Joins are a critical concept to understand. They appear everywhere where relational data is found. In R, the merge function performs the same operations as joins. In python’s pandas package the merge method for the DataFrame object performs the same operations. Take some time to read this section.

In question 2 from the previous project, we asked you to use the ratings table to discover how many films have a rating of at least 8 and at least 50000 votes. You may have noticed, while you can easily do that, the end result is not human understandable. We see that there are films with those features but we don’t know what film title_id "tt0010323" is for. This is a great example where a simple join can answer this question for us.

Write a query that prints the primary_title, rating, and votes for all films with a rating of at least 8 and at least 50000 votes. Like in the previous version of this question, limit your output to 15 results.

Relevant topics: SQL, queries, joins

Items to submit
  • SQL query used to answer the question. (3 pts)

  • Output from running the SQL query.

The following are challenge questions and are worth 0 points.
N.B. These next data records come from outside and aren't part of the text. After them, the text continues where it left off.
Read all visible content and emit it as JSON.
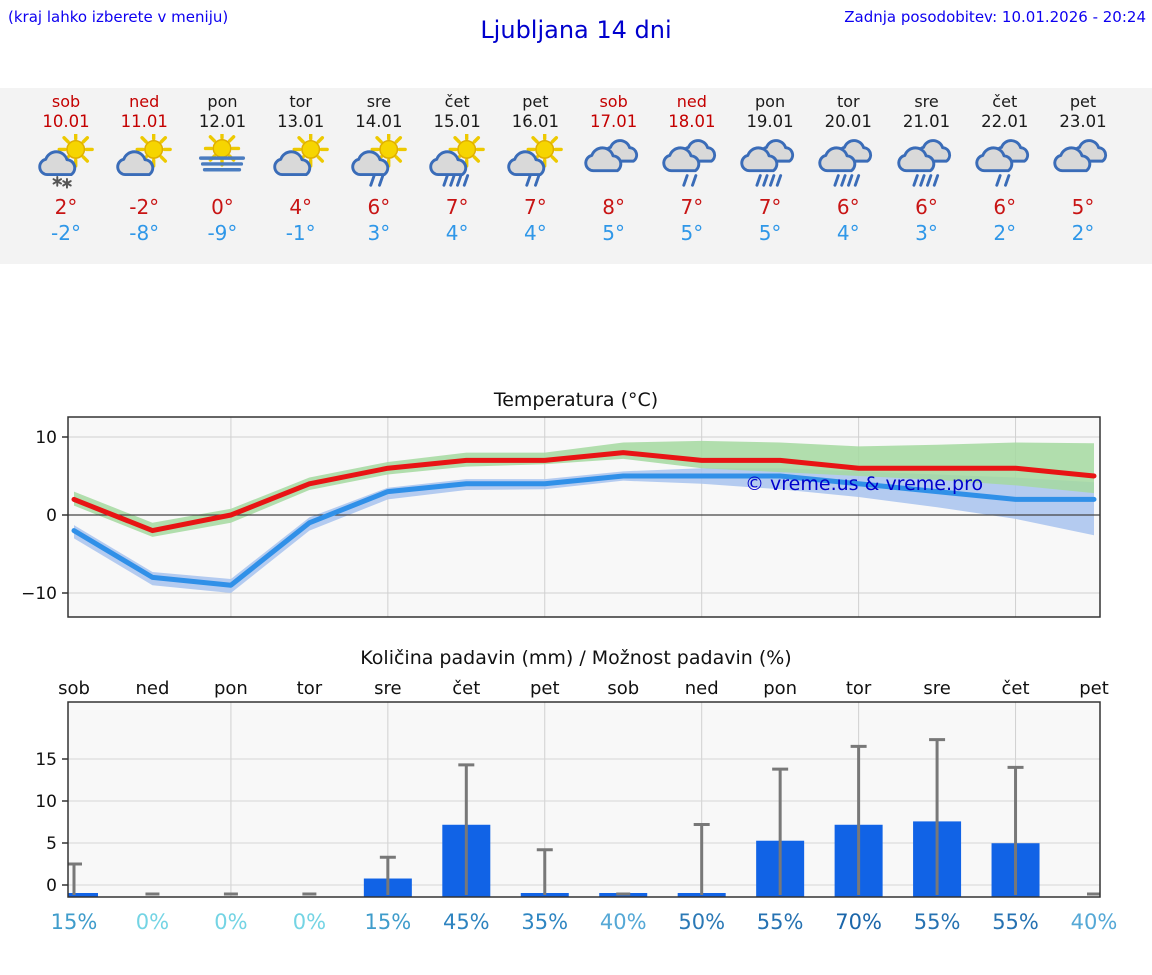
{
  "header": {
    "menu_hint": "(kraj lahko izberete v meniju)",
    "title": "Ljubljana 14 dni",
    "last_update": "Zadnja posodobitev: 10.01.2026 - 20:24"
  },
  "colors": {
    "weekend_red": "#c40000",
    "tmax_red": "#c81414",
    "tmin_blue": "#2f97e8",
    "header_blue": "#0d00f0",
    "title_blue": "#0000cd",
    "strip_bg": "#f3f3f3"
  },
  "forecast": {
    "days": [
      {
        "name": "sob",
        "date": "10.01",
        "weekend": true,
        "icon": "sun-cloud-snow",
        "tmax": "2°",
        "tmin": "-2°"
      },
      {
        "name": "ned",
        "date": "11.01",
        "weekend": true,
        "icon": "sun-cloud",
        "tmax": "-2°",
        "tmin": "-8°"
      },
      {
        "name": "pon",
        "date": "12.01",
        "weekend": false,
        "icon": "fog-sun",
        "tmax": "0°",
        "tmin": "-9°"
      },
      {
        "name": "tor",
        "date": "13.01",
        "weekend": false,
        "icon": "sun-cloud",
        "tmax": "4°",
        "tmin": "-1°"
      },
      {
        "name": "sre",
        "date": "14.01",
        "weekend": false,
        "icon": "sun-cloud-rain2",
        "tmax": "6°",
        "tmin": "3°"
      },
      {
        "name": "čet",
        "date": "15.01",
        "weekend": false,
        "icon": "sun-cloud-rain4",
        "tmax": "7°",
        "tmin": "4°"
      },
      {
        "name": "pet",
        "date": "16.01",
        "weekend": false,
        "icon": "sun-cloud-rain2",
        "tmax": "7°",
        "tmin": "4°"
      },
      {
        "name": "sob",
        "date": "17.01",
        "weekend": true,
        "icon": "cloudy",
        "tmax": "8°",
        "tmin": "5°"
      },
      {
        "name": "ned",
        "date": "18.01",
        "weekend": true,
        "icon": "cloudy-rain2",
        "tmax": "7°",
        "tmin": "5°"
      },
      {
        "name": "pon",
        "date": "19.01",
        "weekend": false,
        "icon": "cloudy-rain4",
        "tmax": "7°",
        "tmin": "5°"
      },
      {
        "name": "tor",
        "date": "20.01",
        "weekend": false,
        "icon": "cloudy-rain4",
        "tmax": "6°",
        "tmin": "4°"
      },
      {
        "name": "sre",
        "date": "21.01",
        "weekend": false,
        "icon": "cloudy-rain4",
        "tmax": "6°",
        "tmin": "3°"
      },
      {
        "name": "čet",
        "date": "22.01",
        "weekend": false,
        "icon": "cloudy-rain2",
        "tmax": "6°",
        "tmin": "2°"
      },
      {
        "name": "pet",
        "date": "23.01",
        "weekend": false,
        "icon": "cloudy",
        "tmax": "5°",
        "tmin": "2°"
      }
    ]
  },
  "chart_data": [
    {
      "type": "line",
      "title": "Temperatura (°C)",
      "x_labels": [
        "sob 10.01",
        "ned 11.01",
        "pon 12.01",
        "tor 13.01",
        "sre 14.01",
        "čet 15.01",
        "pet 16.01",
        "sob 17.01",
        "ned 18.01",
        "pon 19.01",
        "tor 20.01",
        "sre 21.01",
        "čet 22.01",
        "pet 23.01"
      ],
      "yticks": [
        10,
        0,
        -10
      ],
      "ylim": [
        -13.5,
        12.8
      ],
      "grid": true,
      "watermark": "© vreme.us & vreme.pro",
      "watermark_color": "#0000cc",
      "series": [
        {
          "name": "tmax",
          "color": "#e81414",
          "band_color": "#a5d9a0",
          "values": [
            2,
            -2,
            0,
            4,
            6,
            7,
            7,
            8,
            7,
            7,
            6,
            6,
            6,
            5
          ],
          "band_upper": [
            3,
            -1,
            0.8,
            4.8,
            6.8,
            8,
            8,
            9.3,
            9.5,
            9.3,
            8.8,
            9,
            9.3,
            9.2
          ],
          "band_lower": [
            1.2,
            -2.8,
            -1,
            3.2,
            5.2,
            6.2,
            6.5,
            7.2,
            6,
            5.5,
            5,
            4.5,
            3.8,
            2.8
          ]
        },
        {
          "name": "tmin",
          "color": "#3090e8",
          "band_color": "#a8c3ee",
          "values": [
            -2,
            -8,
            -9,
            -1,
            3,
            4,
            4,
            5,
            5,
            5,
            4,
            3,
            2,
            2
          ],
          "band_upper": [
            -1.3,
            -7.3,
            -8.2,
            -0.3,
            3.5,
            4.6,
            4.6,
            5.6,
            6,
            6,
            5.6,
            5.2,
            4.8,
            4.2
          ],
          "band_lower": [
            -3,
            -9,
            -10,
            -2,
            2,
            3.2,
            3.3,
            4.4,
            4,
            3.3,
            2.3,
            1,
            -0.5,
            -2.6
          ]
        }
      ]
    },
    {
      "type": "bar",
      "title": "Količina padavin (mm) / Možnost padavin (%)",
      "categories": [
        "sob",
        "ned",
        "pon",
        "tor",
        "sre",
        "čet",
        "pet",
        "sob",
        "ned",
        "pon",
        "tor",
        "sre",
        "čet",
        "pet"
      ],
      "values": [
        0.1,
        0,
        0,
        0,
        0.8,
        7.2,
        0.3,
        0.2,
        0.2,
        5.3,
        7.2,
        7.6,
        5.0,
        0
      ],
      "whisker_max": [
        2.5,
        0,
        0,
        0,
        3.3,
        14.3,
        4.2,
        0,
        7.2,
        13.8,
        16.5,
        17.3,
        14.0,
        0
      ],
      "yticks": [
        0,
        5,
        10,
        15
      ],
      "ylim": [
        -1.4,
        22
      ],
      "grid": true,
      "bar_color": "#1163e6",
      "whisker_color": "#787878",
      "probabilities": [
        {
          "label": "15%",
          "color": "#3f9ccb"
        },
        {
          "label": "0%",
          "color": "#74d4e4"
        },
        {
          "label": "0%",
          "color": "#74d4e4"
        },
        {
          "label": "0%",
          "color": "#74d4e4"
        },
        {
          "label": "15%",
          "color": "#3f9ccb"
        },
        {
          "label": "45%",
          "color": "#2e84c0"
        },
        {
          "label": "35%",
          "color": "#2f86c2"
        },
        {
          "label": "40%",
          "color": "#55a8d6"
        },
        {
          "label": "50%",
          "color": "#2b79b6"
        },
        {
          "label": "55%",
          "color": "#2672b2"
        },
        {
          "label": "70%",
          "color": "#1b66aa"
        },
        {
          "label": "55%",
          "color": "#2672b2"
        },
        {
          "label": "55%",
          "color": "#2672b2"
        },
        {
          "label": "40%",
          "color": "#55a8d6"
        }
      ]
    }
  ]
}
If you get done early give them a try!

Question 5

We want to write a query that returns the title and rating of the highest rated episode of your favorite TV show, which you chose in question 2. In order to do so, we will break the task into two parts in (5) and (6). First, write a query that returns a list of just episode_title_ids (found in the episodes table), with the associated primary_title (found in the titles table) for each episode.

Relevant topics: SQL, queries, joins

Items to submit
  • SQL query used to answer the question.

  • Output from running the SQL query.

Question 6

Write a query that adds the rating to the end of each episode. To do so, use the query you wrote in (5) as a subquery. Which episode has the highest rating? Is it also your favorite episode?

Relevant topics: SQL, queries, joins

Items to submit
  • SQL query used to answer the question.

  • Output from running the SQL query.